In a recent episode of PBS’s YouTube series Idea Channel, Mike Rugnetta analyzes country music and its transformation over the decades. From its origins in the blues, European folk, and Appalachian music styles, the past century or so has seen it transition from primarily being about the struggles of loners and outcasts in the working underclasses of society to the third-most popular genre in America. Now, country is one of the most pop-influenced genres there is, being based in America’s “music city” of Nashville, where myriad record companies have stood behind innumerable artists. For the sake of popularity and profitability, modern country music has distanced itself from its downcast “hillbilly” elements, ditching the dirges of banjos and mandolins for acoustic guitars and upbeat chords. Likewise, the subject matter of songs tends to be more about life’s pleasures and American pride – see tracks like “Drunk on a Plane,” “Summertime,” “Chicken Fried,” “American Child,” and countless others.
The trend of capitalizing on what was once the music of the marginalized expressing their frustrations is nothing new. The same thing happened to alternative rock. The genre’s name, after all, conveyed its intentions: to be a countercultural alternative to mainstream music. But today, few bands with such intentions can rival supposedly “alternative” groups like U2, The Foo Fighters, Muse, and Coldplay. Maybe there was something in the punk vibe of rebellion and loner mentality that carried a mass appeal for Americans. But even in purposely trying to move away from the mainstream, outcast music keeps becoming popular again. It sells radio time, concert tickets, and merchandise.

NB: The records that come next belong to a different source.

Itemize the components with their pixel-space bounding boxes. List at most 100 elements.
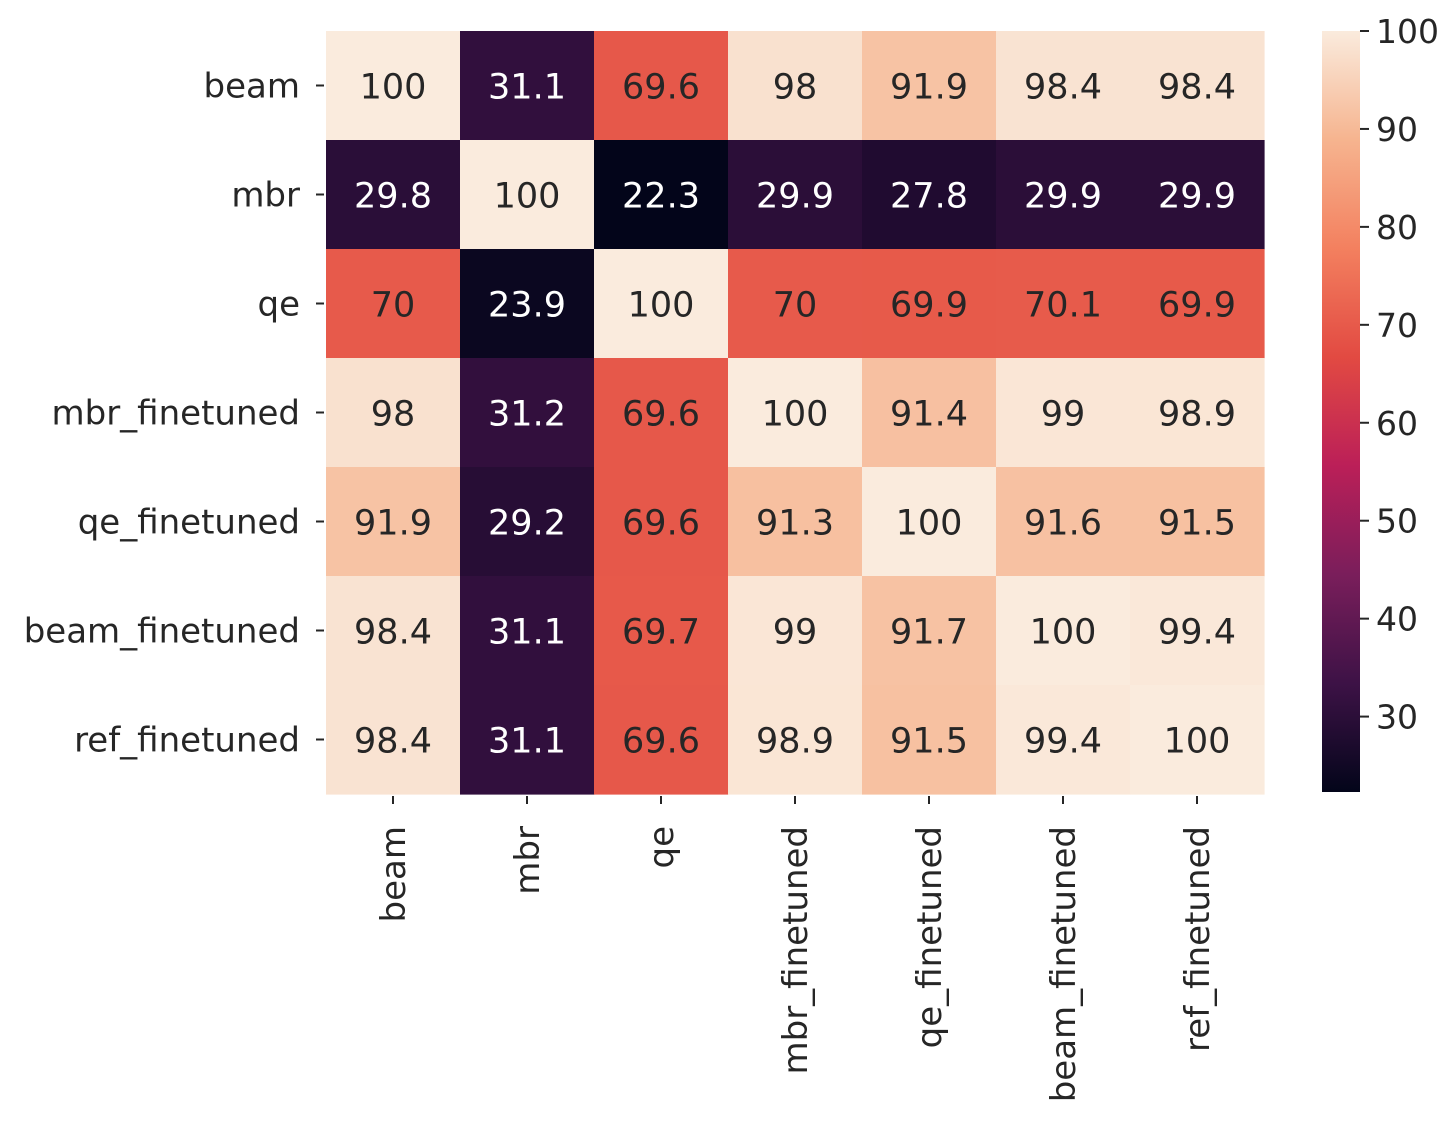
cell-value-label: 100 xyxy=(1164,722,1231,762)
heatmap-cell xyxy=(326,576,461,686)
heatmap-cell xyxy=(460,467,595,577)
heatmap-cell xyxy=(996,358,1131,468)
cell-value-label: 91.5 xyxy=(1158,504,1236,544)
colorbar-tick-label: 40 xyxy=(1376,600,1418,639)
heatmap-cell xyxy=(326,358,461,468)
cell-value-label: 29.8 xyxy=(354,177,432,217)
y-tick-label: qe_finetuned xyxy=(78,503,300,543)
heatmap-cell xyxy=(1130,140,1265,250)
cell-value-label: 29.2 xyxy=(488,504,566,544)
cell-value-label: 23.9 xyxy=(488,286,566,326)
heatmap-cell xyxy=(326,467,461,577)
heatmap-cell xyxy=(728,685,863,795)
heatmap-cell xyxy=(1130,685,1265,795)
heatmap-cell xyxy=(1130,358,1265,468)
x-tick-label: mbr xyxy=(508,826,548,895)
cell-value-label: 98 xyxy=(773,68,818,108)
heatmap-cell xyxy=(862,685,997,795)
x-tick-label: mbr_finetuned xyxy=(776,826,816,1075)
x-tick-label: qe xyxy=(642,826,682,869)
heatmap-cell xyxy=(728,31,863,141)
cell-value-label: 91.7 xyxy=(890,613,968,653)
heatmap-cell xyxy=(460,576,595,686)
cell-value-label: 91.6 xyxy=(1024,504,1102,544)
heatmap-cell xyxy=(1130,576,1265,686)
heatmap-cell xyxy=(728,140,863,250)
heatmap-cell xyxy=(594,31,729,141)
cell-value-label: 69.6 xyxy=(622,504,700,544)
x-tick-label: ref_finetuned xyxy=(1178,826,1218,1052)
cell-value-label: 99 xyxy=(1041,395,1086,435)
cell-value-label: 99.4 xyxy=(1024,722,1102,762)
heatmap-cell xyxy=(996,140,1131,250)
heatmap-cell xyxy=(460,140,595,250)
cell-value-label: 100 xyxy=(1030,613,1097,653)
cell-value-label: 99.4 xyxy=(1158,613,1236,653)
heatmap-cell xyxy=(594,140,729,250)
heatmap-cell xyxy=(728,358,863,468)
y-tick-label: mbr xyxy=(231,176,300,216)
cell-value-label: 98.4 xyxy=(1024,68,1102,108)
cell-value-label: 27.8 xyxy=(890,177,968,217)
cell-value-label: 98.4 xyxy=(1158,68,1236,108)
heatmap-cell xyxy=(728,467,863,577)
cell-value-label: 100 xyxy=(896,504,963,544)
heatmap-cell xyxy=(1130,467,1265,577)
cell-value-label: 29.9 xyxy=(1024,177,1102,217)
heatmap-cell xyxy=(460,31,595,141)
colorbar-gradient xyxy=(1322,31,1360,792)
cell-value-label: 31.2 xyxy=(488,395,566,435)
heatmap-cell xyxy=(594,467,729,577)
y-axis: beam mbr qe mbr_finetuned qe_finetuned beam_f… xyxy=(24,67,324,761)
heatmap-cell xyxy=(996,31,1131,141)
x-tick-label: beam_finetuned xyxy=(1044,826,1084,1102)
cell-value-label: 100 xyxy=(360,68,427,108)
cell-value-label: 98.4 xyxy=(354,613,432,653)
cell-value-label: 98 xyxy=(371,395,416,435)
cell-value-label: 99 xyxy=(773,613,818,653)
colorbar-tick-label: 60 xyxy=(1376,404,1418,443)
cell-value-label: 69.6 xyxy=(622,395,700,435)
cell-value-label: 70 xyxy=(773,286,818,326)
cell-value-label: 70 xyxy=(371,286,416,326)
y-tick-label: qe xyxy=(258,285,301,325)
heatmap-cell xyxy=(996,685,1131,795)
cell-value-label: 91.5 xyxy=(890,722,968,762)
colorbar-tick-label: 70 xyxy=(1376,306,1418,345)
cell-value-label: 70.1 xyxy=(1024,286,1102,326)
cell-value-label: 69.9 xyxy=(1158,286,1236,326)
heatmap-cell xyxy=(460,249,595,359)
colorbar-tick-label: 80 xyxy=(1376,208,1418,247)
cell-value-label: 100 xyxy=(762,395,829,435)
heatmap-cell xyxy=(594,249,729,359)
cell-value-label: 69.9 xyxy=(890,286,968,326)
cell-value-label: 100 xyxy=(628,286,695,326)
heatmap-cell xyxy=(1130,249,1265,359)
cell-value-label: 69.7 xyxy=(622,613,700,653)
heatmap-cell xyxy=(862,249,997,359)
cell-value-label: 91.4 xyxy=(890,395,968,435)
colorbar-tick-label: 100 xyxy=(1376,12,1439,51)
heatmap-cell xyxy=(862,358,997,468)
heatmap-cell xyxy=(996,576,1131,686)
heatmap-cell xyxy=(326,140,461,250)
heatmap-annotations: 100 31.1 69.6 98 91.9 98.4 98.4 29.8 100 22.3 29.9… xyxy=(354,68,1236,762)
heatmap-cell xyxy=(460,685,595,795)
heatmap-cell xyxy=(862,140,997,250)
cell-value-label: 31.1 xyxy=(488,613,566,653)
heatmap-cell xyxy=(326,249,461,359)
heatmap-cells xyxy=(326,31,1265,795)
cell-value-label: 91.9 xyxy=(890,68,968,108)
x-tick-label: qe_finetuned xyxy=(910,826,950,1048)
cell-value-label: 29.9 xyxy=(756,177,834,217)
y-tick-label: beam xyxy=(204,67,300,107)
y-tick-label: beam_finetuned xyxy=(24,612,300,652)
cell-value-label: 98.9 xyxy=(1158,395,1236,435)
heatmap-cell xyxy=(862,576,997,686)
colorbar-tick-label: 50 xyxy=(1376,502,1418,541)
y-tick-label: ref_finetuned xyxy=(74,721,300,761)
heatmap-cell xyxy=(1130,31,1265,141)
cell-value-label: 69.6 xyxy=(622,68,700,108)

So what’s a music-lover to do if they want to get away from all this? Indie music might not seem like a promising alternative in a social media age where anyone can be a blogger and everyone wants to be on top of the next obscure artist. The solution might not be in the hands of any one group of artists or even with a single genre, but with a certain kind of artist. When so many artists today can’t be defined by single genre, it may not be the style of music or lyrical content that is necessary to attract audiences. Just as cinema audiences are longing for independent films that aren’t simply recycled franchises and reboots, music audiences want more authentic and original artists. Especially with millions of artists (past and present) vying for our attention, so many five-star musicians can be ignored simply because they lack major record deals. But at the same time, online music platforms offer an unprecedented opportunity to access unlimited songs. Instead of trying to avoid mainstream music altogether or stay within the boundaries of preferred genres, we as listeners have the choice and the chance to dig through the unexplored ocean of music that’s right at our fingertips. Now more than ever, we can seek out music that’s authentic and reflects true craftsmanship. Rather than letting companies dictate what music is heard and loved by the public, we have the ability to craft our own music profiles from any number of stylistic backgrounds.